I set out to find what was wrong with my system, and change it. At first I was upset and stressed out. I’d taken time management classes. I used to-do lists. I used calendars. What more could I really do? As I thought about it over the next few days and considered ways to get the same stuff done in less time, I started keeping track of everything. I bought a notebook and logged my day. MY ENTIRE DAY. And the problem revealed itself.

I was a time waster. Organized, perfectionist me had a set amount of time for everything and when it felt overwhelming or annoying, I drifted off to something else and lost track of time. I also discovered that my handy sticky note system was failing me, because they were chaotic and covering too many things at once and things were falling to the side. My boss was right. I was unproductive.

The problem with time management techniques and tricks is that time is relative and what works for one person isn’t the answer for the next person. I had it in my head that this task should take 2 hours, so I’d start it and breeze through half of it and let myself get distracted by something else because I was making great time. Once I’d get back to it and finish it, it would take a total of 3 hours instead. And that’s how my day was slipping right past me without me even noticing.

I quickly developed a note-taking system that worked specifically for me. I tagged and indexed. I dated and timestamped. I assigned myself deadlines. I wrote down things as they were asked of me or as they came up. I no longer expected my brain to remember anything. I wrote it down. I could be sitting in a meeting and have a thought pop into my head: hey shouldn’t we have a print ad due next month? Was that on the calendar? Had we discussed it? I’d write it down, and whenever I was between tasks, I’d scan my notebook. OH YEAH! That print ad! And I’d look it up, confirm it was all on the calendar, and check it off as complete. I disciplined myself to stick to this system, and soon it became a habit. It’s such a habit now that there is always a notebook in my purse. I can’t demand more of my brain than it can handle, and I know that what I need is to get everything on paper.

The secret is that you have to find what works for you. Maybe all you need is a notepad on your desk. Maybe you need to know that you’ll never be interrupted from 1-4pm. Maybe you need to deal with all your emails first thing in the morning and then give it the last 30 minutes of your day, but ignore it in between.

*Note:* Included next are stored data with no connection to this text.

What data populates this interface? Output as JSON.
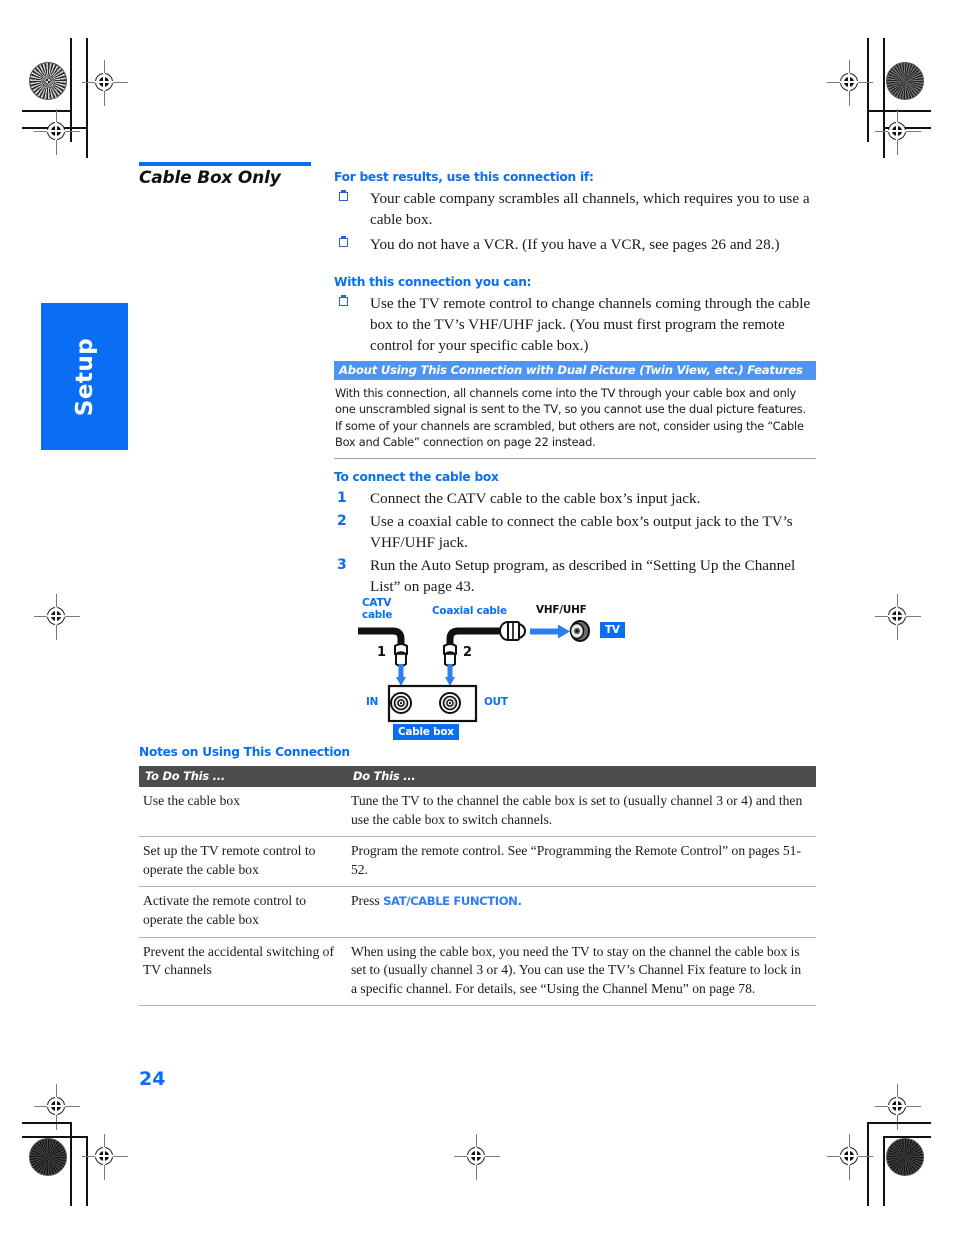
{
  "page": {
    "number": "24",
    "side_tab_label": "Setup",
    "section_title": "Cable Box Only",
    "accent_blue": "#0a6ef5",
    "callout_header_blue": "#4d95f0",
    "table_header_gray": "#4d4d4d"
  },
  "intro": {
    "best_results_heading": "For best results, use this connection if:",
    "best_results_items": [
      "Your cable company scrambles all channels, which requires you to use a cable box.",
      "You do not have a VCR. (If you have a VCR, see pages 26 and 28.)"
    ],
    "with_connection_heading": "With this connection you can:",
    "with_connection_items": [
      "Use the TV remote control to change channels coming through the cable box to the TV’s VHF/UHF jack. (You must first program the remote control for your specific cable box.)"
    ]
  },
  "callout": {
    "header": "About Using This Connection with Dual Picture (Twin View, etc.) Features",
    "body": "With this connection, all channels come into the TV through your cable box and only one unscrambled signal is sent to the TV, so you cannot use the dual picture features. If some of your channels are scrambled, but others are not, consider using the “Cable Box and Cable” connection on page 22 instead."
  },
  "steps": {
    "heading": "To connect the cable box",
    "items": [
      {
        "num": "1",
        "text": "Connect the CATV cable to the cable box’s input jack."
      },
      {
        "num": "2",
        "text": "Use a coaxial cable to connect the cable box’s output jack to the TV’s VHF/UHF jack."
      },
      {
        "num": "3",
        "text": "Run the Auto Setup program, as described in “Setting Up the Channel List” on page 43."
      }
    ]
  },
  "diagram": {
    "catv_cable_label": "CATV\ncable",
    "coaxial_cable_label": "Coaxial cable",
    "vhf_uhf_label": "VHF/UHF",
    "tv_badge": "TV",
    "cable_box_badge": "Cable box",
    "in_label": "IN",
    "out_label": "OUT",
    "plug_num_1": "1",
    "plug_num_2": "2"
  },
  "notes": {
    "heading": "Notes on Using This Connection",
    "columns": [
      "To Do This ...",
      "Do This ..."
    ],
    "rows": [
      {
        "todo": "Use the cable box",
        "do": "Tune the TV to the channel the cable box is set to (usually channel 3 or 4) and then use the cable box to switch channels."
      },
      {
        "todo": "Set up the TV remote control to operate the cable box",
        "do": "Program the remote control. See “Programming the Remote Control” on pages 51-52."
      },
      {
        "todo": "Activate the remote control to operate the cable box",
        "do_prefix": "Press ",
        "do_key": "SAT/CABLE FUNCTION.",
        "do": ""
      },
      {
        "todo": "Prevent the accidental switching of TV channels",
        "do": "When using the cable box, you need the TV to stay on the channel the cable box is set to (usually channel 3 or 4). You can use the TV’s Channel Fix feature to lock in a specific channel. For details, see “Using the Channel Menu” on page 78."
      }
    ]
  }
}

Invest some time into your day to take a hard look at where you’re dropping the ball. Where are you wasting time? What’s getting pushed to the side? You can only spend your time in three ways: thoughts, conversations, and actions. Are you letting thoughts take over the time that should be spent on actions? Are you investing time into conversations but failing to turn those conversations into actions? Start with something simple, like keeping a running list of everything you need to do, and don’t cross it off until it’s really done. There is no secret trick to time management and productivity. It just requires discipline until the habit is formed, and a little extra up-front work to find the system that works best for you. I thought my sticky notes and Google calendars was the system I needed, but it was failing me. Maybe your system is failing you, and it’s time to upgrade yourself.

This article is a great resource to reiterate what I’ve addressed here. Ultimately, though, you have to put the time into finding what works for you. If you want your days to be better, make yourself better at tackling the day.